In 1853 he was united in marriage to Mary E. Wagner, a native of Boonsboro, Md., who still survives. Of this union three sons were born, Oscar Y., recently deceased, Benj. F., a prominent veterinarian of Freeport, and Jacob G., of Oregon, who is also following the profession of a veterinarian very successfully.

For nearly fifty years Wm. Swingley followed the business of veterinary surgeon and in the early days his practice called him all over northern Illinois, where he was recognized as a man highly skilled in his profession. In 1874 he accepted a position as veterinarian with the Adam Forepaugh Circus, where he had charge of 356 horses, many of them very valuable animals.

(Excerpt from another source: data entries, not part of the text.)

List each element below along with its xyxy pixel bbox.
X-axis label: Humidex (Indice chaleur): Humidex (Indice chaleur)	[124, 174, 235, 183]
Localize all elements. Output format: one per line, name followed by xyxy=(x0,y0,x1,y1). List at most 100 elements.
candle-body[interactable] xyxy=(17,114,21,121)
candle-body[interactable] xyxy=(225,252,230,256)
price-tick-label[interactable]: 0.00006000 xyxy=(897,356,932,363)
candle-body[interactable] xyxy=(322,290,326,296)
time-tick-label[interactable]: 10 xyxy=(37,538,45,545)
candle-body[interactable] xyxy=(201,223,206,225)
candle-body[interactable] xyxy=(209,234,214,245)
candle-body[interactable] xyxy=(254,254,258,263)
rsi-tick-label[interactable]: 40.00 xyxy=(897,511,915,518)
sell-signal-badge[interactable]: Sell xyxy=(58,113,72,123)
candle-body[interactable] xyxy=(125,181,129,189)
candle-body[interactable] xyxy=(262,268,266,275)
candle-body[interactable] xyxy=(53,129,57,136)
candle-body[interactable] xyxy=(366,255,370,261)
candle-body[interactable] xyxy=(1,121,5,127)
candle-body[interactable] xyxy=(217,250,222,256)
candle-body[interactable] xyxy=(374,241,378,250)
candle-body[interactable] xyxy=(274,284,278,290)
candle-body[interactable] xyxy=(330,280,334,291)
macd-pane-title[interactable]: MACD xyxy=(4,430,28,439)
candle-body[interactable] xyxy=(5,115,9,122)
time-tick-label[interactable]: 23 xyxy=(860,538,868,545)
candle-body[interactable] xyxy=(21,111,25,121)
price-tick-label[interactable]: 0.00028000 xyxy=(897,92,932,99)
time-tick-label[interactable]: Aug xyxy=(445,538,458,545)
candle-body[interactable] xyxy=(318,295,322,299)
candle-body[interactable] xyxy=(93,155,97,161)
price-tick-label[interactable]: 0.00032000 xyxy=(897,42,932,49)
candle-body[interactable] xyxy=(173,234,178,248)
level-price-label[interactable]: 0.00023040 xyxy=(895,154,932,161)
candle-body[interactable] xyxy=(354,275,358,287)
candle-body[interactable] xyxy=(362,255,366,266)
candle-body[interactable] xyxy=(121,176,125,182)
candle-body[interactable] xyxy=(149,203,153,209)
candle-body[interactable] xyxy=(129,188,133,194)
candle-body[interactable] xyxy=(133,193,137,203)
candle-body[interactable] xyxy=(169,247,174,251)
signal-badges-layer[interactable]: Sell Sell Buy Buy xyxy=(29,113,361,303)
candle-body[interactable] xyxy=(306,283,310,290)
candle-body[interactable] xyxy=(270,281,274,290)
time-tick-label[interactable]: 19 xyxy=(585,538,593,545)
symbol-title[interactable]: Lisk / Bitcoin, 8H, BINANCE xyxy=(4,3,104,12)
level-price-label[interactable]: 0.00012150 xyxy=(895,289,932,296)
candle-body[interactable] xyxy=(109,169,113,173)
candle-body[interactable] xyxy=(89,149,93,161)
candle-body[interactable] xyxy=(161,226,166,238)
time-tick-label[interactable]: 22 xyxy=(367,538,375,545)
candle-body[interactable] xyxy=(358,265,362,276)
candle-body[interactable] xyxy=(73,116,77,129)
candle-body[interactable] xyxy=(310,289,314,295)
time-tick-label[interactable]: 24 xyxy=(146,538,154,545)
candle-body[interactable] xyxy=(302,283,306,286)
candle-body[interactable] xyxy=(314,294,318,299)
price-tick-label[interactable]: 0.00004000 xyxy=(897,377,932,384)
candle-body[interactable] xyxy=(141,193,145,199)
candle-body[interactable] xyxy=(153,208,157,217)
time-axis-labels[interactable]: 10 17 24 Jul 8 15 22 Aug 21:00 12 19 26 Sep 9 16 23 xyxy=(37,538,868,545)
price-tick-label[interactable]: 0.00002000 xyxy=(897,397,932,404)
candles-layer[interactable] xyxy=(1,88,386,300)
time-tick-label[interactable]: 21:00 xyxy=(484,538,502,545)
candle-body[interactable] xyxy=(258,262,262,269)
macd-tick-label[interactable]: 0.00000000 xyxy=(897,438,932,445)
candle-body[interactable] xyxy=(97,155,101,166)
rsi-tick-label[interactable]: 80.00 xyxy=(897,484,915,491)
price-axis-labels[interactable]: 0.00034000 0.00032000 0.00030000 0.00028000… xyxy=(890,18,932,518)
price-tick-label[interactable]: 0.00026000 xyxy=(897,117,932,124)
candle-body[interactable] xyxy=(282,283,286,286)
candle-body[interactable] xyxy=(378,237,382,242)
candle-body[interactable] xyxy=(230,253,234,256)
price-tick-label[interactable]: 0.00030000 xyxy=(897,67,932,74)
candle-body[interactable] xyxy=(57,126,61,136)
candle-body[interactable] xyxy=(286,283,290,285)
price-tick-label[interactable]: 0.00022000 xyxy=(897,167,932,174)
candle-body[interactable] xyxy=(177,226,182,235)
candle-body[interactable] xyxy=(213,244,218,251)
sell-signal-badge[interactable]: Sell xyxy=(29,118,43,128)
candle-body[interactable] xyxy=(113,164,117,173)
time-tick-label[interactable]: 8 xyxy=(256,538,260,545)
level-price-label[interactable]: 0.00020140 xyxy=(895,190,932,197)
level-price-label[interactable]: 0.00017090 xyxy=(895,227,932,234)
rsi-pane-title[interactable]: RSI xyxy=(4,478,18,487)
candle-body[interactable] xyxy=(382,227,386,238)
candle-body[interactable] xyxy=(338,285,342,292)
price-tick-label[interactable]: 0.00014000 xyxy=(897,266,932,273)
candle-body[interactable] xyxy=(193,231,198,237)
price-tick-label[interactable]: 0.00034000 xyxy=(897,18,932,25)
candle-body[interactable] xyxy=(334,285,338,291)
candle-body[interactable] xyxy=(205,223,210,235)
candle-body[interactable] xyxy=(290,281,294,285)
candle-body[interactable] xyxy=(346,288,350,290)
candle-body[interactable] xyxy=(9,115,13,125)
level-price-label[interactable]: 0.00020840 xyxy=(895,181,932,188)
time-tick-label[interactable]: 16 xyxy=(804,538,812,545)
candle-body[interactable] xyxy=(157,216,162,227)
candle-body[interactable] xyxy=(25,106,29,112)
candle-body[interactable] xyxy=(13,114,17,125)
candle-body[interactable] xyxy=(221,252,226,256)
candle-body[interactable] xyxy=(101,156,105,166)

Shortly after his marriage he purchased a farm in Rockvale Township, where his family home was made for thirty years, when the brick house, immediately north of the fair grounds in Oregon, was bought and occupied by Mr. Swingley and his family in the fall of 1881, and where the home has since been made.

"Uncle Bill" Swingley was kind and generous to a fault. No person was ever turned away from his door hungry and many are there in Ogle County who can recall the time when in trouble that he came to their rescue and bridged them over the rough spots. About two years ago the deceased suffered sinking spells, a form of paralysis, which have since increased, until he became very feeble and for several months past he has longed for the end.

The funeral occurred at 10 o'clock Tuesday morning from the Stone Church, conducted by the pastor, Elder S. J. Lindsay, where a large number of friends assembled to pay a tribute to his memory, after which burial was made at Silver Creek Cemetery.